At the mixer, the hyper weird arts kids greet Kurt and Rachel. Turns out they've been meeting forever and they've actually been in shows and on TV. The leader girl (who looks like Rachel) says she was the Gerber baby. "I've been acting since I was a fetus, literally! An ultrasound of me was featured on 'Murder, She Wrote!'" They're so perky, though - one stylish guy tells them, "As my future husband, Robert Pattinson, says, it's always refreshing to have new blood!" They then perform a showtunes medley with "Anything Goes" and "Anything You Can Do, I Can Do Better," complete with tap dancing! Cue the shattering of Rachel and Kurt's illusions. They bawl in the car, with Rachel deciding that they're going to have to move, change their names and live out the sad life of performing in community theater. But after a lovely little chat, they decide that they're going to keep chasing their dreams. "You make me want to be your boyfriend," Rachel tells Kurt. Then they do the gay high-five - hook pinkies, then do jazz hands. Love it!

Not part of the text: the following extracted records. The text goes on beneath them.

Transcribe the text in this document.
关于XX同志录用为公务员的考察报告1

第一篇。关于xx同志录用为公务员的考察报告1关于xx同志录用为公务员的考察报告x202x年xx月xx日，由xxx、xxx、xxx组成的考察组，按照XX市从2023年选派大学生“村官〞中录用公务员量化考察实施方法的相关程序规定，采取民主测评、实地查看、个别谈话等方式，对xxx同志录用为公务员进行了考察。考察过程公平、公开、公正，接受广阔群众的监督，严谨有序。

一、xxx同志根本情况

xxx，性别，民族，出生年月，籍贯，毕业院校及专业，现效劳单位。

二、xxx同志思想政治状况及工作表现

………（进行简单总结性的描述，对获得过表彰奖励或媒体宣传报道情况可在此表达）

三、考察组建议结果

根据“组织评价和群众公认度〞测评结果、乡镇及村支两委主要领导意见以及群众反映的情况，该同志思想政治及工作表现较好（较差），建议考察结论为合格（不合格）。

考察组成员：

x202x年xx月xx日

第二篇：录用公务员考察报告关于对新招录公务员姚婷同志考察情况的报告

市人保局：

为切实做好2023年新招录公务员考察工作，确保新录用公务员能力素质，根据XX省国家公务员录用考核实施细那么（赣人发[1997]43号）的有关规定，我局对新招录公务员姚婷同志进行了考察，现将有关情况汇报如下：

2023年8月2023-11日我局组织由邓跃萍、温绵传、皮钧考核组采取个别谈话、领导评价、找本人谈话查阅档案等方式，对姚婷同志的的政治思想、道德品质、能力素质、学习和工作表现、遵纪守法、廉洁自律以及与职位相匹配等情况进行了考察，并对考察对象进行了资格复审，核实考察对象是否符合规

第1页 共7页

Emma convinces Will to do what he needs to do, even though it means killing a kid's dream, so he tells Sugar that she isn't in the glee club. "Your ears must be busted because I worked that song like a hooker pole," she says. She rants at him, ending it with, "Not! Aspergers!" and storms off. I can't wait to see her again! Then Sue tells Schue that his "pixie-dust hate crime" was actually "high-octane Sue fuel," because she went up in the polls.

Schue goes back to the choir room, where Blaine joins and Schue kicks Santana out because she and the Cheerios set fire to the piano. Santana says she was just following Sue's orders, but Schue points out that Brittany didn't help. "Yeah, I was going to help, but I don't know, I'm a water sign, so ..." she says. Schue says that the club is coming together and being united. Then, Rachel suggests that the club do "West Side Story" for a musical this year ("Is that the one with cats?" Brittany asks), setting up a diva-off between herself and Mercedes for the role of Maria. Oh, and Kurt is running for student council. And then, just for good measure, the club joins together and sings "You Can't Stop The Beat" to end the episode, with Quinn watching in the wings.

Overall, it was a pretty good first episode, although there weren't enough songs. However, they had a lot of plot to introduce, including Will & Emma's slightly awkward relationship, Blaine and Kurt's uber-clinginess, Quinn's emo streak, Kurt and Rachel's New York dreams and Sue's congressional run. I'm hoping that doing "West Side Story" means there will be lots of showtunes in the next few episodes, because I love me some showtunes! The plots keep getting more ridiculous, so if they're going to go in a super silly, slightly fever-dream direction, they need to completely commit so that people aren't confused about whether "Glee" is supposed to be realistic or not. Make it completely over-the-top!!